I agree from what you quoted that Merton makes some missteps. I'd just consider that there's still some good to be had in meditation. Lots of people are hungry for that kind and way of knowing God, and the Bible does commend various forms of meditation and contemplation.

Take care & God bless
Anne / WF

Anonymous said...

I might be a bit confused so I have, as always, questions. Where I see value in being silent to listen to God, yes I do have those moments. ;-} I have meditated so I also see value in that for relaxation. If I’m reading this post properly, you are saying that we could fall into a pit of not having focus on God but on reaching that higher place. Now from what I remember of the place that I “went” it wasn’t reaching God, it was just a point of relaxation. To do this day in and day out might lower my blood pressure but I don’t see that it would bring me closer to God. Then again I wasn’t looking for God in those moments.

This is a difficult thing to explain with words

If you slip into place where you aren’t “in your body” and you “aren’t in your mind” then how are you listening to God when you can’t really feel or hear?

I do take into account that this was my experience and as refreshing as it is, if you don’t fall asleep first, I don’t see it bringing me closer to God.
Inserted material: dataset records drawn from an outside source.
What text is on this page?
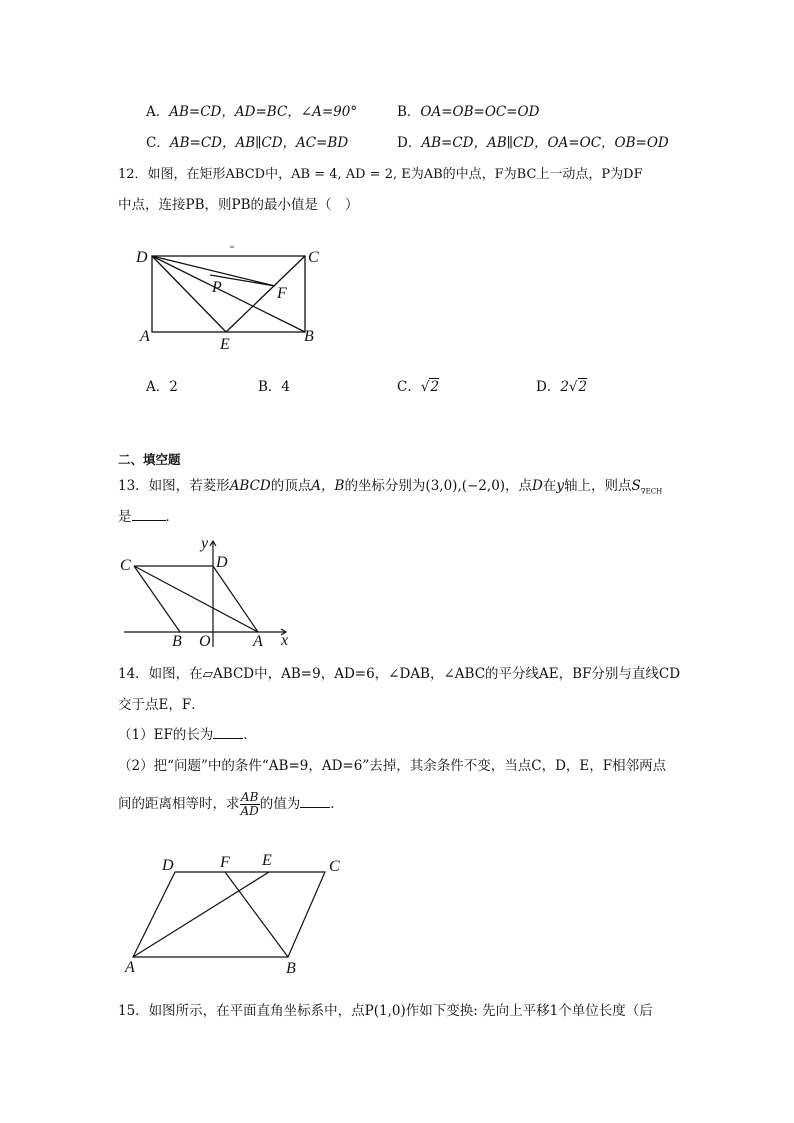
A．AB=CD，AD=BC，∠A=90°	B．OA=OB=OC=OD
C．AB=CD，AB∥CD，AC=BD	D．AB=CD，AB∥CD，OA=OC，OB=OD
12．如图，在矩形ABCD中，AB = 4, AD = 2, E为AB的中点，F为BC上一动点，P为DF
中点，连接PB，则PB的最小值是（　）
D	C
A	B
E
P	F
A．2	B．4	C．√2	D．2√2
二、填空题
13．如图，若菱形ABCD的顶点A，B的坐标分别为(3,0),(−2,0)，点D在y轴上，则点$S_{\nabla ECH}$
是	．
y
C	D
B O	A x
14．如图，在▱ABCD中，AB=9，AD=6，∠DAB，∠ABC的平分线AE，BF分别与直线CD
交于点E，F．
（1）EF的长为 ．
（2）把“问题”中的条件“AB=9，AD=6”去掉，其余条件不变，当点C，D，E，F相邻两点
间的距离相等时，求 $\frac{AB}{AD}$ 的值为 ．
D	F E	C
A	B
15．如图所示，在平面直角坐标系中，点P(1,0)作如下变换: 先向上平移1个单位长度（后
Taking the time to be still seems more valuable

karen said...

I got through my insanity with my severe tinnitus through kind of a meditative prayer...even a hypnosis. Some would say that is the work of the devil. But, the hypnotist had me envisioning a beautiful forest, meadow, etc., and I, of course, not wanting to be alone there, went with Jesus in my mind. I think that's how I got through that.
I think that to say there is a particular way of praying is wrong. To intentionally try to pray a way is probably futile. I talk to God in the car, walking, etc. I sometimes hear Him reply. Sometimes at night if things are bad, I press into the pillow and ask Him to let me press into His chest and just be still. Those are the quiet times--sometimes the best times. In my imagination, maybe, but they have been some really enlightening times...and restful.
I admire the Quaker way sometimes, but to gather at a specific time to sit in silence and wait for a word...not so much. God speaks to us in His time, not ours.
Meditation is not to be discounted, though, and many people have had God experiences through meditation. Again, those experiences are by Him, not us.
Just MHO.

Kevin Knox said...

Good comments, and worthy of another post. Thank you, all.

Kevin Knox said...

Comment spam always tickles me.

Mr. Krahn. If you would like to discuss why I believe elevating Mr. Merton is a mistake, I'm certainly open to the idea.